Un autre axe de questionnement peut s’attacher à étudier comment sont fabriqués des espaces de/du pouvoir. Que ce soit par la production de bâtiments ou de lieux emblématiques, ou que ce soit par l’investissement populaire, éventuellement contestataire, de tels espaces. On pense ici à des formes symboliques d’occupation provisoire (meetings, manifestations, carnavals) ou plus pérenne (squats politiques, campements), ou à des formes de subversion de la matérialité urbaine (pratiques ludiques ou sportives, marquages divers – tags, graffs... – « sub-cultures urbaines » se présentant plus ou moins explicitement comme des contre-cultures...).

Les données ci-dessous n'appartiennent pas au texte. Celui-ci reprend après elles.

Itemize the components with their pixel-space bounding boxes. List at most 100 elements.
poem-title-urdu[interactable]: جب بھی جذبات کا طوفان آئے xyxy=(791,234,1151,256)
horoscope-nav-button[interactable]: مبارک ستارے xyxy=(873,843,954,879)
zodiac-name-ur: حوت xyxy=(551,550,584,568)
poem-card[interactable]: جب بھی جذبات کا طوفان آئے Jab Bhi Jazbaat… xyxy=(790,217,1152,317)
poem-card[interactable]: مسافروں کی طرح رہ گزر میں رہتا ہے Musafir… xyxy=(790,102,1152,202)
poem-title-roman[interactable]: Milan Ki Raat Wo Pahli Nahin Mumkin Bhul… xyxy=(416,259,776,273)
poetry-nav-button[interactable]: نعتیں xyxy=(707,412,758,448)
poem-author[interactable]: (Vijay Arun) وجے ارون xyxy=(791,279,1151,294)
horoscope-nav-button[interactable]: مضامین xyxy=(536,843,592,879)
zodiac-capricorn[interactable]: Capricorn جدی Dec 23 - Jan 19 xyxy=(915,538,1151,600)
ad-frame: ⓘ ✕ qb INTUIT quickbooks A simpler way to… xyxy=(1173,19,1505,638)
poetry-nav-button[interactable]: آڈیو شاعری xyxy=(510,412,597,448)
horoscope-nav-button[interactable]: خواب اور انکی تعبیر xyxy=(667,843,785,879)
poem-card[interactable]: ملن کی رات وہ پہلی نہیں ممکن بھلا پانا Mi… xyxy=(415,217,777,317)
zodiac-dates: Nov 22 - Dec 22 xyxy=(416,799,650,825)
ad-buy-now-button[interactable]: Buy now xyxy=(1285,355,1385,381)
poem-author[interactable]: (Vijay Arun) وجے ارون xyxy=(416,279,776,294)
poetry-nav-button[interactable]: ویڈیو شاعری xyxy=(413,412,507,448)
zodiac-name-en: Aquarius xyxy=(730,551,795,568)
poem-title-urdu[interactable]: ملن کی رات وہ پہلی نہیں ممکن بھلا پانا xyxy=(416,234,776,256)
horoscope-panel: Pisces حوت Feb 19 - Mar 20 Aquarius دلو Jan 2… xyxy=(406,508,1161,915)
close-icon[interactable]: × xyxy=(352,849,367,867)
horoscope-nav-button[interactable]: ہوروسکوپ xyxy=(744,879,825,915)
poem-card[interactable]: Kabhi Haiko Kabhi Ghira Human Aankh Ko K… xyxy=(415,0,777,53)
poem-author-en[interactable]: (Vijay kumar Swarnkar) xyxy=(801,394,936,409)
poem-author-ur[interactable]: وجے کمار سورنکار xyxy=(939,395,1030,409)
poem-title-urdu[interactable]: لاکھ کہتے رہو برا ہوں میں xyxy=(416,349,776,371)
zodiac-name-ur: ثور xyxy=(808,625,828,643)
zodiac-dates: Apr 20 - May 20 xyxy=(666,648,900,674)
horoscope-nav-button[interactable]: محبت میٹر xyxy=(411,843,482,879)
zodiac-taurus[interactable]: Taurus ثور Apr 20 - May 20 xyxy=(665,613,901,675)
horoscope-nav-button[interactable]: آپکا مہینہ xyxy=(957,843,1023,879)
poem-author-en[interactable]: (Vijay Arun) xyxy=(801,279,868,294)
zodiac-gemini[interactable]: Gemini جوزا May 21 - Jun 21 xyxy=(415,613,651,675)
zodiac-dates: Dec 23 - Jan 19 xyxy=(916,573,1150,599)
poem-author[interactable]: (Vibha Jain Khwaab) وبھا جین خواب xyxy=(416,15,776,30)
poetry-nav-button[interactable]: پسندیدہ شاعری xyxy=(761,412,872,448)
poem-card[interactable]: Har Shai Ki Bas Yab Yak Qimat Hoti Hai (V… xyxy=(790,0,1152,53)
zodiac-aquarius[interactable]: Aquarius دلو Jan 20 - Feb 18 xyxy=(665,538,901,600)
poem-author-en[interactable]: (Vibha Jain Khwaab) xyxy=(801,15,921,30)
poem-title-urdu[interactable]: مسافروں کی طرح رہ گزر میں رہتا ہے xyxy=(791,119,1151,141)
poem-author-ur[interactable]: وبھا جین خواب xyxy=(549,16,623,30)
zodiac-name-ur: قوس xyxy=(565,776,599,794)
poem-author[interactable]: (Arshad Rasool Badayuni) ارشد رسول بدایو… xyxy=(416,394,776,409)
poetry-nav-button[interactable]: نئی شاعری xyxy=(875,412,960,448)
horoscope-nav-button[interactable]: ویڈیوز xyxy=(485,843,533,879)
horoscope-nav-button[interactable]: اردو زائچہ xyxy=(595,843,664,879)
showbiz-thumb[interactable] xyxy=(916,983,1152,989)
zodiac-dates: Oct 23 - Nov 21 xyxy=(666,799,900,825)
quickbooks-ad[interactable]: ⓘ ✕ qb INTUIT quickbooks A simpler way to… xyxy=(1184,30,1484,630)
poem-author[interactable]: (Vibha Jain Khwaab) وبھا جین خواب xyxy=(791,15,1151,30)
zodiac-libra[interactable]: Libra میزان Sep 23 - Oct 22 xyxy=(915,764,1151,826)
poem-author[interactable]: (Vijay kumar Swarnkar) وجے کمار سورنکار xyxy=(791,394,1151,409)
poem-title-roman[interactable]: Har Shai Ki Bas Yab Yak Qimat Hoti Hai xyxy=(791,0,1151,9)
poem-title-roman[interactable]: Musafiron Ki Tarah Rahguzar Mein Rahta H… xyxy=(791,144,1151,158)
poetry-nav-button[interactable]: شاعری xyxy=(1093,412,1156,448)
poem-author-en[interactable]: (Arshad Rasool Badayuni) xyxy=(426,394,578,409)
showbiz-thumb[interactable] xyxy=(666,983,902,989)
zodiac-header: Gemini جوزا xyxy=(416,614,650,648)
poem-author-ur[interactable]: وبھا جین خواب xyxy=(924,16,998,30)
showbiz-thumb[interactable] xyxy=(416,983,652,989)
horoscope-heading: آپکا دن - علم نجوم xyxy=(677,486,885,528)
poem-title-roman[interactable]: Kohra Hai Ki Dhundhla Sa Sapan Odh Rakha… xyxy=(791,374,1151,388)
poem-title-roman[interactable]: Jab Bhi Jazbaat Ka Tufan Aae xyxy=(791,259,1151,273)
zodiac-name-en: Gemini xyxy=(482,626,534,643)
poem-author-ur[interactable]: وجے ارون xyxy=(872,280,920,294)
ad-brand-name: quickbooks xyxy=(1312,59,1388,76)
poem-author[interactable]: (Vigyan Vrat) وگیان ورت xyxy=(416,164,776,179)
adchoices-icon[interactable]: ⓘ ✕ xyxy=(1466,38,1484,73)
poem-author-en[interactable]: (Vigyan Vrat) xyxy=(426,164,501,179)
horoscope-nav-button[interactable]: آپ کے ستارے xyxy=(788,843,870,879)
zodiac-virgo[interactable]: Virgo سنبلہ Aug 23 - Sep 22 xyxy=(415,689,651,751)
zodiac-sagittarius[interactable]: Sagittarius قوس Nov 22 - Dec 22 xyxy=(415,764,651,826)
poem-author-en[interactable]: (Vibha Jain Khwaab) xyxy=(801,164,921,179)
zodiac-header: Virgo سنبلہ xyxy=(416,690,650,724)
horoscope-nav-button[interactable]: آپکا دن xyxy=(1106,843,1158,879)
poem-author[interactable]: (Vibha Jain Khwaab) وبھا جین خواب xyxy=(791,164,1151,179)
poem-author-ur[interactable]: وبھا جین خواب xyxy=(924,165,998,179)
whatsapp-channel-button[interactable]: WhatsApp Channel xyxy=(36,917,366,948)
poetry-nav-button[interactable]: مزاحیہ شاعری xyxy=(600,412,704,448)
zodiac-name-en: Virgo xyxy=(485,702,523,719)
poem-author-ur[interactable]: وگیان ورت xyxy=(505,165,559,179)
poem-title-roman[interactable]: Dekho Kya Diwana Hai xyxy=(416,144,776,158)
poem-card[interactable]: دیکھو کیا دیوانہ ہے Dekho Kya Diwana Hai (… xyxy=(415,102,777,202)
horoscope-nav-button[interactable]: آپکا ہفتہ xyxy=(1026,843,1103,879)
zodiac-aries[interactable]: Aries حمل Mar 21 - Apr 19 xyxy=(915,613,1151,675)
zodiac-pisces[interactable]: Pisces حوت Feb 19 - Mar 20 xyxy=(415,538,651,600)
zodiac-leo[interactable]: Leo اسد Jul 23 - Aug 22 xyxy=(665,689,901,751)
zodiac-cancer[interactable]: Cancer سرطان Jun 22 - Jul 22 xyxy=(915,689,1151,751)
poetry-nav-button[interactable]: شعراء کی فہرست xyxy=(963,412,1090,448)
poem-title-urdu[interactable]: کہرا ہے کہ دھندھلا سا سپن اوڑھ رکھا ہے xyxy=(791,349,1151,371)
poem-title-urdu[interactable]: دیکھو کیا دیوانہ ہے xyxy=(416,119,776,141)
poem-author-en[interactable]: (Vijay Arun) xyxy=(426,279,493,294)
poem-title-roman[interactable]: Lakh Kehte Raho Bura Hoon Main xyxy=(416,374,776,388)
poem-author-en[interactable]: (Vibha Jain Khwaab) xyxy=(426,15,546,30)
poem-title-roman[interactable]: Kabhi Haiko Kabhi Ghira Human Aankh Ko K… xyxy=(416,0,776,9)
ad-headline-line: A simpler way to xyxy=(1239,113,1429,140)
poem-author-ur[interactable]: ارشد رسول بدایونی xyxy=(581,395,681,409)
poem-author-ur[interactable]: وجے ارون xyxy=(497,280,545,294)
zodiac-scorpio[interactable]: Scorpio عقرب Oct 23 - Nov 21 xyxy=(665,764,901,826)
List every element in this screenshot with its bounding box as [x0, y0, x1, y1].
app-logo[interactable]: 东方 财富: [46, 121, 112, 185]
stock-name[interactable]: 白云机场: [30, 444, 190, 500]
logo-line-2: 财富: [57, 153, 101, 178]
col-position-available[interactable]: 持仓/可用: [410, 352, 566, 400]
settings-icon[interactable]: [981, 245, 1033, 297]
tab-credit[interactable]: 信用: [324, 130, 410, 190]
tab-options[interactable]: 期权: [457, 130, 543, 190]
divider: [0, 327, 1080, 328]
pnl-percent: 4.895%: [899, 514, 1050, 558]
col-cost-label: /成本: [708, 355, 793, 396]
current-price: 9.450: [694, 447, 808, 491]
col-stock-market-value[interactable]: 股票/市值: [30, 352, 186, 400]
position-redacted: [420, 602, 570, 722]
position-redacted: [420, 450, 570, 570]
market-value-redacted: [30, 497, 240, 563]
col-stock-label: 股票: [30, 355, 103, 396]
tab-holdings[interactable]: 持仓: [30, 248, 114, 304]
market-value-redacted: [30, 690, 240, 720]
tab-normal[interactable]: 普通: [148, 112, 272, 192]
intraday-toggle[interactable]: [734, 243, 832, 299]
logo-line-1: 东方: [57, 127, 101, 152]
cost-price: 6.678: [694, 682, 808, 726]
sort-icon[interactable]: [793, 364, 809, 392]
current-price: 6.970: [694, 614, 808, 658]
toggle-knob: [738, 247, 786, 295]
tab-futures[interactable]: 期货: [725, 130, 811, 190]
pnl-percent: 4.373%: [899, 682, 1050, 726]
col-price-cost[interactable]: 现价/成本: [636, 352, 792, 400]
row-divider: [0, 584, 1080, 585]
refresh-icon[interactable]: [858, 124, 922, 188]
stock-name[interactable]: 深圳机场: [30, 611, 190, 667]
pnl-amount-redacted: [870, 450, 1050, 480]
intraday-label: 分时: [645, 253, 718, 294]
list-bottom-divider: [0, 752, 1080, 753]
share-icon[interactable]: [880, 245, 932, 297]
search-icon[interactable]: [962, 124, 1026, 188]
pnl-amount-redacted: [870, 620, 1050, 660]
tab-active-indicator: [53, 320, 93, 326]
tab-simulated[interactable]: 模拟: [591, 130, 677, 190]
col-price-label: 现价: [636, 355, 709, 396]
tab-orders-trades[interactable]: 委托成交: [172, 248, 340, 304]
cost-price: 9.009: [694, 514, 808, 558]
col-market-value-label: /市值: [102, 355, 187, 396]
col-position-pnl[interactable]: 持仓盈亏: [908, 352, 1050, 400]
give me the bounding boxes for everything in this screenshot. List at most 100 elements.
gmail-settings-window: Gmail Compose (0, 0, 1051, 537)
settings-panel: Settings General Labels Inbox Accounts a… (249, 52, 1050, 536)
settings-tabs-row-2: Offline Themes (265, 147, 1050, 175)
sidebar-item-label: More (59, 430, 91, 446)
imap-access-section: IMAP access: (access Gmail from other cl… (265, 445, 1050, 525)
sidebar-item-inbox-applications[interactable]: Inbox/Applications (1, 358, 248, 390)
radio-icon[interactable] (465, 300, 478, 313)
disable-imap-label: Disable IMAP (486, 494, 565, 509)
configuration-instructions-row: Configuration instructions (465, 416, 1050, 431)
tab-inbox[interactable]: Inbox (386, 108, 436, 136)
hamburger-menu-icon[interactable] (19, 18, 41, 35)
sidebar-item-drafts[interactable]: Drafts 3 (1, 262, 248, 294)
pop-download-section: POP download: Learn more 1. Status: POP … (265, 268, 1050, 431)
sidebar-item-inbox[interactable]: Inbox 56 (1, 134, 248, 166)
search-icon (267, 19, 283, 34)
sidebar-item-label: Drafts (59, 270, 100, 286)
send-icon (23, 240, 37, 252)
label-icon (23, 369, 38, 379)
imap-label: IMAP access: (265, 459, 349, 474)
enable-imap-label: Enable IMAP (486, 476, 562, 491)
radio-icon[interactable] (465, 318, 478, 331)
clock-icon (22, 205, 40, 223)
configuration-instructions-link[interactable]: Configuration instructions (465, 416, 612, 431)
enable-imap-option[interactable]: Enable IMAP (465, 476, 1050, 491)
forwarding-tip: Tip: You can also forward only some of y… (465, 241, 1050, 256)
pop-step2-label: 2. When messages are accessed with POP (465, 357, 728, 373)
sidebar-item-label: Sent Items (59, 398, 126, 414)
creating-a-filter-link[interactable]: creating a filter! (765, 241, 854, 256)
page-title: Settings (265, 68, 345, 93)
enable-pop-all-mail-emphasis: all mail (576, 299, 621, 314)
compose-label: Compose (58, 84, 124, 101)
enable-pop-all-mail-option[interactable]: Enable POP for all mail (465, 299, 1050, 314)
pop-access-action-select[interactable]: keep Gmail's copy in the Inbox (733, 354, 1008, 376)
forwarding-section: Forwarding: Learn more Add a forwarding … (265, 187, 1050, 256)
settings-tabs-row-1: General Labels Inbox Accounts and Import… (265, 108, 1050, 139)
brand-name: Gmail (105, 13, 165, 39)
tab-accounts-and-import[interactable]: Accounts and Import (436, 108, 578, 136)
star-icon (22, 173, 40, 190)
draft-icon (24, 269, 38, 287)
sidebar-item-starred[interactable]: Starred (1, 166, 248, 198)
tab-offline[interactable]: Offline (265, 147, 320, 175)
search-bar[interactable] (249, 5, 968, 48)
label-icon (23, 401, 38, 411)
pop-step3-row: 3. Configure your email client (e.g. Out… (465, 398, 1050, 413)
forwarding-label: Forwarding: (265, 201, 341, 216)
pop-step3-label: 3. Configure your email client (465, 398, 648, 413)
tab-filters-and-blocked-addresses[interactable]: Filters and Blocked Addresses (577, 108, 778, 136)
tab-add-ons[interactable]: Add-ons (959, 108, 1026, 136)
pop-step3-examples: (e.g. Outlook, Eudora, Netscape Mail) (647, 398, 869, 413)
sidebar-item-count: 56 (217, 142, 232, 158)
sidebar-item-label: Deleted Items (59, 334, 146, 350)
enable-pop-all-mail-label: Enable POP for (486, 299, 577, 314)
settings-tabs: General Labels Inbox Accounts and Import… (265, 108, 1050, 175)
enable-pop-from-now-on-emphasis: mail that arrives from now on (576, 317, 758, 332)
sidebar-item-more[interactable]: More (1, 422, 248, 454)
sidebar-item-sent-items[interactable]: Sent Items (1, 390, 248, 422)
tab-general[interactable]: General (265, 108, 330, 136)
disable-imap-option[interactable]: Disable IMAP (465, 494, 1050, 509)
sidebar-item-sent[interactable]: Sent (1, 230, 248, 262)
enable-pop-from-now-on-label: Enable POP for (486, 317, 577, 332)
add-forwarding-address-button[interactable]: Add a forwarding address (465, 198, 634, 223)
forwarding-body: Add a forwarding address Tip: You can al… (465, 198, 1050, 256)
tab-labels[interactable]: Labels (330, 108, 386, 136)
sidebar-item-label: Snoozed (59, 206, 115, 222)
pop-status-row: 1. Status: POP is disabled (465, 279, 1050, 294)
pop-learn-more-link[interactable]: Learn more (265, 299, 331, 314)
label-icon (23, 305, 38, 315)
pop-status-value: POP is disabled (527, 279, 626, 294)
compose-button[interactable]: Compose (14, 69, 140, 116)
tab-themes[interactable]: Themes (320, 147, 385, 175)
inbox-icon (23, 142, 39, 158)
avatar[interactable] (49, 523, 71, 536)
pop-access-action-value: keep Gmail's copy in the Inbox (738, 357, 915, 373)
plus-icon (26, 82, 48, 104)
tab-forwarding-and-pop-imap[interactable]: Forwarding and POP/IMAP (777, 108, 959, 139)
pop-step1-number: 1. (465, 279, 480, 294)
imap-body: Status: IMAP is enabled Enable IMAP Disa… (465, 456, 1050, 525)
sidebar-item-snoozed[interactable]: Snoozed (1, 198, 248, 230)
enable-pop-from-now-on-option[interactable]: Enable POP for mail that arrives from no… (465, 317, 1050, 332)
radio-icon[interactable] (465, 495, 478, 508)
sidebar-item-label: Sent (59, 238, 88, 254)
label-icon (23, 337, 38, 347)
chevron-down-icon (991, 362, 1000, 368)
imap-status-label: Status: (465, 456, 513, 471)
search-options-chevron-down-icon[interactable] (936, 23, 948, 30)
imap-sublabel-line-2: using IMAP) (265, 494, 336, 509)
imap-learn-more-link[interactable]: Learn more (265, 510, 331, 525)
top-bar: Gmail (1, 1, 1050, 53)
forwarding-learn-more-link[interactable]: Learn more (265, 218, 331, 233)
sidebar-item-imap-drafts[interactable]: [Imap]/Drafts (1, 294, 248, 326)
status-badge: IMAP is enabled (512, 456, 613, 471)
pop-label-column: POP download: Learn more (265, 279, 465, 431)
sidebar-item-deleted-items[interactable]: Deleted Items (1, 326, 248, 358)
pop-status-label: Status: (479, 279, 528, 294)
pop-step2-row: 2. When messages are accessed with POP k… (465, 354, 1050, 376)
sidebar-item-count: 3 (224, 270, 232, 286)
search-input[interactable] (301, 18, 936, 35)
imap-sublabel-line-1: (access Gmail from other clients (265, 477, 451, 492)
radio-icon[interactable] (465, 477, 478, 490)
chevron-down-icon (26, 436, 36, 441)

Les communications pourront inclure un retour méthodologique et épistémologique sur la démarche ethnographique : comment s’articulent les différentes échelles, quelles limites, biais et comment les dépasser, comment introduire le temps long dans l’analyse…

Bibliographie indicative

  • Breviglieri M., Trom D. (2003), « Troubles et tensions en milieu urbain. Les épreuves citadines et habitantes de la ville », in Cefaï, Pasquier (dir.), Les Sens du public, Paris, PUF, p. 399-416.
  • Duchesne S., Haegel F. (2004), « La politisation des discussions, au croisement des logiques de spécialisation et de conflictualisation », Revue française de science politique, 54, p. 877-909.
  • Hamidi C. (2006), « Éléments pour une approche interactionniste de la politisation », Revue française de science politique, 56 (1), p. 5-25.
  • Cefaï D., Lafaye C. (2001) « Lieux et moments d’une mobilisation collective. Le cas d’une association de quartier », in Cefaï, Trom (dir.), Les Formes de l’action collective. Mobilisation dans des arènes publiques, Paris, Éditions de l’EHESS, coll. « Raisons pratiques », p. 195-228.
  • Agier M. (1999), L’invention de la ville. Banlieues, townships, invasions et favelas, Amsterdam, Éditions des archives contemporaines.
  • Retiere J.N. (2003), « Autour de l’autochtonie. Réflexions sur la notion de capital social populaire », Politix, 16 (63), p. 121-143.
  • Renahy N. (2010), « Classes populaires et capital d’autochtonie. Genèse et usages d’une notion », Regards Sociologiques, 40, p. 9-26.

Les propositions sont à transmettre à : Lucie BONNET (lucie.bonnet@ehess.fr), Sarah CARTON DE GRAMMONT (sarah.carton-de-grammont@ehess.fr), Pauline CLECH (pauline.clech@sciencespo.fr).

3. Ethnographier l’action publique localisée dans un monde « globalisé »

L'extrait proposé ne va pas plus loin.